Have Your Say,
· Whilst planning applications for strategic sites are discouraged before the approval of the Local Plan, if developers choose to push sites forward, their applications will need to be considered. It is unlikely, however, that a planning application would be agreed if there were a number of outstanding issues.
· A resident commented that a house sale had recently fallen through due to the implications of the Local Plan. Mr Grainger replied that this was regrettable and noted the situation.
· One resident raised the issue that Holgate was in the bottom 20% of the country for deprivation, including in terms of air pollution. It was commented that adding an extra main road, whilst cheaper financially, into an area which was already suffering from air pollution, would have negative effects on the health of residents. It was further commented that a new road would not necessarily alleviate greater traffic density and that there was a feeling that the new road was already a foregone conclusion. Mr Grainger commented that the way to challenge such issues was through the planning consultation process. He further commented that nothing could be assumed at this point and that any plans that are recommended will need to show that sites are viable, affordable, deliverable and sustainable. A resident then questioned whether formal approval had already been given for the new road.
ACTION: Martin Grainger to clarify whether formal approval has already been given for the new road and to pass this information on to councillors.
· A number of concerns were raised regarding the need for affordable housing. Mr Grainger explained that a strategic assessment of the housing market was conducted as part of the evidence for the Plan and that this assessment identified the amount of affordable housing needed. He went on to explain that for every site above 5 hectares, there was a bespoke evaluation of the needs for affordable housing, transportation, schools, etc. The aim was to maximise public benefit whilst balancing the interests of developers. Every site needed to be viable. One resident pointed out that the figures in the Plan don’t tally with the amount of affordable housing needed. Mr Grainger acknowledged this point, explaining that the Plan tries to meet these needs whilst creating a balance with other issues such as preserving the green belt. It was pointed out that developers don’t want to build affordable housing since their aim is to maximise their profits. Mr Grainger explained that in the past the targets for affordable housing came with a ‘subject to viability’ caveat. Now the idea is to conduct the viability work up front, understanding the needs, economics, planning gains, etc. beforehand, which should then result in greater benefits for residents. Cllr Derbyshire queried whether, since a central tenet of the Plan was to build on brownfield sites, which are inherently more expensive to develop, this would lead to higher costs. Mr Grainger replied that the ‘planning gain’ or benefits are considered as a whole and that each case is site dependent. He did comment that there is still an amount of greenfield site planning in the Plan.

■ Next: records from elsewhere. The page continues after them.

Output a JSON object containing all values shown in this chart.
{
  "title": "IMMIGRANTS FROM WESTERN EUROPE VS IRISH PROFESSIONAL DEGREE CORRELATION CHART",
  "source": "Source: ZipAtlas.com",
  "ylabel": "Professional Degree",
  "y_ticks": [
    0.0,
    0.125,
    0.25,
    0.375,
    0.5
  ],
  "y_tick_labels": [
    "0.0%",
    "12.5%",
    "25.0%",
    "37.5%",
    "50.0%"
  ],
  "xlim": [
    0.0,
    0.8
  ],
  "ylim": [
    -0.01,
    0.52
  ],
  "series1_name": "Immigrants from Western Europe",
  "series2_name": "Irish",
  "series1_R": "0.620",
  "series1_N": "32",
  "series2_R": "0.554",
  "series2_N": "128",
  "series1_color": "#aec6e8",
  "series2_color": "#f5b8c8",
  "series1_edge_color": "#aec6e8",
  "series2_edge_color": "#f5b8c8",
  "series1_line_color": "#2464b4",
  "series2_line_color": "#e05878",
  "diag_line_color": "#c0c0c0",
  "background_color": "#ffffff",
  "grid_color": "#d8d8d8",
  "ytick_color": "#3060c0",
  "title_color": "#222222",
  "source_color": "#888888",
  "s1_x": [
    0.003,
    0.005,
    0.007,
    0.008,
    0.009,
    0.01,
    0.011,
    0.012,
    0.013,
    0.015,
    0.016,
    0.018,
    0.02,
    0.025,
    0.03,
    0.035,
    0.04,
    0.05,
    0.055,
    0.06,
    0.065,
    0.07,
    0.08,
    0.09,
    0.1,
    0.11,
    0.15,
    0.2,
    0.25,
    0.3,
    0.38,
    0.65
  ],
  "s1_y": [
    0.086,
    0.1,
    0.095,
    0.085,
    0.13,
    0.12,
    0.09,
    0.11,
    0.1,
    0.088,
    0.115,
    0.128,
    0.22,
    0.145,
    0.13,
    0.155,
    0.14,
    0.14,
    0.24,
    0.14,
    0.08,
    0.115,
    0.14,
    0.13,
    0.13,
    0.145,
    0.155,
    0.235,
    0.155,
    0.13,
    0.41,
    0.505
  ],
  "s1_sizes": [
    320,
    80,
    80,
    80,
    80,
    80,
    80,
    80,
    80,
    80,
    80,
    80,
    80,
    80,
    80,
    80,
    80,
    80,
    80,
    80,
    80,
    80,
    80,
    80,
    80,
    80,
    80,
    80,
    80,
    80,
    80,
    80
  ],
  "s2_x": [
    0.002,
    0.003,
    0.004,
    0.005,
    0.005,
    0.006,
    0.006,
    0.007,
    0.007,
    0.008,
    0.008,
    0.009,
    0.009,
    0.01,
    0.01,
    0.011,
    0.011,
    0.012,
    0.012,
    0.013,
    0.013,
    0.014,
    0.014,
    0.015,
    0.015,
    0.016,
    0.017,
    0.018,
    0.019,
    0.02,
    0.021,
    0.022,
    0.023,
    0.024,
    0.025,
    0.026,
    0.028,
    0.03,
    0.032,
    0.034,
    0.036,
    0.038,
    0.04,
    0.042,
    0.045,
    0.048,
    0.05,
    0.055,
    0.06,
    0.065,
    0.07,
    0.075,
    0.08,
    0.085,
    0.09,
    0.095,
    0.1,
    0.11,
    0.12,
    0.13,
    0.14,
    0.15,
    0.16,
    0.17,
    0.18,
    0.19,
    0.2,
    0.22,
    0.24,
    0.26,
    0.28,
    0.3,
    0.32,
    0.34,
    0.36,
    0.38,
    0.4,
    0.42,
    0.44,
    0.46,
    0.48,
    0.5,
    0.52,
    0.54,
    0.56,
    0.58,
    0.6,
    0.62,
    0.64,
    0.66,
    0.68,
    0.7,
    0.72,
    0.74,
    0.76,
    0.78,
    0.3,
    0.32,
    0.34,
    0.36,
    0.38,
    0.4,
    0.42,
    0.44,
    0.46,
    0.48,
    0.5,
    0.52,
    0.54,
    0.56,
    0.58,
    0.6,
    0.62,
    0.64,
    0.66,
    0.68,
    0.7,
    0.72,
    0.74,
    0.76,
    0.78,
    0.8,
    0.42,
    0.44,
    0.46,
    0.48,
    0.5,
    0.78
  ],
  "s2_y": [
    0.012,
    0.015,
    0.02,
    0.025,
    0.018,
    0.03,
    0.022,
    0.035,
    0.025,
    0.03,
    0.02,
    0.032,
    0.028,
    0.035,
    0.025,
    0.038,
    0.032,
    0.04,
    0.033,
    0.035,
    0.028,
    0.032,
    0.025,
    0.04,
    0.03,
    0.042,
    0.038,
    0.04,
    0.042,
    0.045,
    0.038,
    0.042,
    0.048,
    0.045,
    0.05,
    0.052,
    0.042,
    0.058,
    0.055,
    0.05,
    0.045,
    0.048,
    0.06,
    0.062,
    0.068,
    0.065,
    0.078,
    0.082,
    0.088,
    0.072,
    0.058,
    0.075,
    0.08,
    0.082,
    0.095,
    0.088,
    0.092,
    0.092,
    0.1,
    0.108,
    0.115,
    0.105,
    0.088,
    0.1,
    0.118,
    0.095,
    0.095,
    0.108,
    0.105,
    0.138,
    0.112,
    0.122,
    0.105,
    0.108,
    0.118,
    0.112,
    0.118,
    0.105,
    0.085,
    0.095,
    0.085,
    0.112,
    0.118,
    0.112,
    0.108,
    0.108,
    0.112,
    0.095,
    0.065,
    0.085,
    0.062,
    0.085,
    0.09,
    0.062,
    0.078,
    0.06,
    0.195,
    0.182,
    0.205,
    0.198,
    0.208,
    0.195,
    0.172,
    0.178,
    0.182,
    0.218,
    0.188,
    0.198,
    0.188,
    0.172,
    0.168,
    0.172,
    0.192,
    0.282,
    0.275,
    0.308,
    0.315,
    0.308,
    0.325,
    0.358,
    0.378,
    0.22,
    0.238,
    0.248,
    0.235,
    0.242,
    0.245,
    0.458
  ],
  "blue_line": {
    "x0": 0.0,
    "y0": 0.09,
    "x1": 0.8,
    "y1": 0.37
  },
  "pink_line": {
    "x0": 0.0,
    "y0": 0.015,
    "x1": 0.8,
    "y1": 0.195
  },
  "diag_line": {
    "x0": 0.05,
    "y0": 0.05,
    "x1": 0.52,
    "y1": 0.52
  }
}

· In response to a query about whether the Council has vested interests in the proposed York Central site, Mr Grainger informed residents that the consultation is rigorous, fair and transparent. The Council has a role to be professional and neutral and to consider York Central in exactly the same way as any other site. If this doesn’t happen, then this will be picked up during the Government examination, during which all evidence will be scrutinised in great detail to ensure a fair and equal process, in addition to the viability and sustainability of the Local Plan.
· One resident commented on the amount of commuter parking locally and drew the attention of Mr Grainger to the parking model used in Cambridge. Mr Grainger commented that he was aware of the Cambridge model. He then explained that York’s transport infrastructure was still to be examined in detail once development sites have been confirmed.
· On the basis that many residents need to travel in order to access leisure amenities in the city, it was suggested that greater local leisure facilities be built into the Plan. Mr Grainger replied that the intention was to include as much ‘planning gain’, or benefits, as possible, within the bounds of what was sustainable and financially viable.
· It was queried whether there was an overall vision for the York of the future, including economic growth, building on York’s heritage and capitalising on the fact that the city has 2 universities. Mr Grainger explained that the vision for York would be set out in the next draft of the Local Plan due in the early part of 2017.
· A number of residents raised concerns relating to York central. Cllr Derbyshire requested that residents advise Councillors of their concerns and that these would be taken forward appropriately. Mr Grainger stated that these concerns could also be raised as part of the consultation process because of the impact of the York Central plans on Holgate Ward.
· In response to a resident query regarding the development potential at the ‘teardrop’ site, Mr Grainger explained that any planned development needed to be both sustainable and viable, including socially, in terms of the infrastructure needed, and financially. Any developer would need to put forward a convincing case for dealing with any site constraints. Mr Grainger reiterated the need to submit comments as part of the consultation process in order for them to be taken into consideration in the next stage of preparing the Local Plan.
Cllr Derbyshire once again reminded residents to please submit their comments and concerns either on the online form or on the appropriate consultation forms, highlighting their attendance at this meeting in order to qualify for the extended deadline of Monday 19th September. All comments are critical to the process, including those relevant to York Central.
Cllr Derbyshire thanked Mr Grainger, Ms Macefield and residents for their input to the meeting.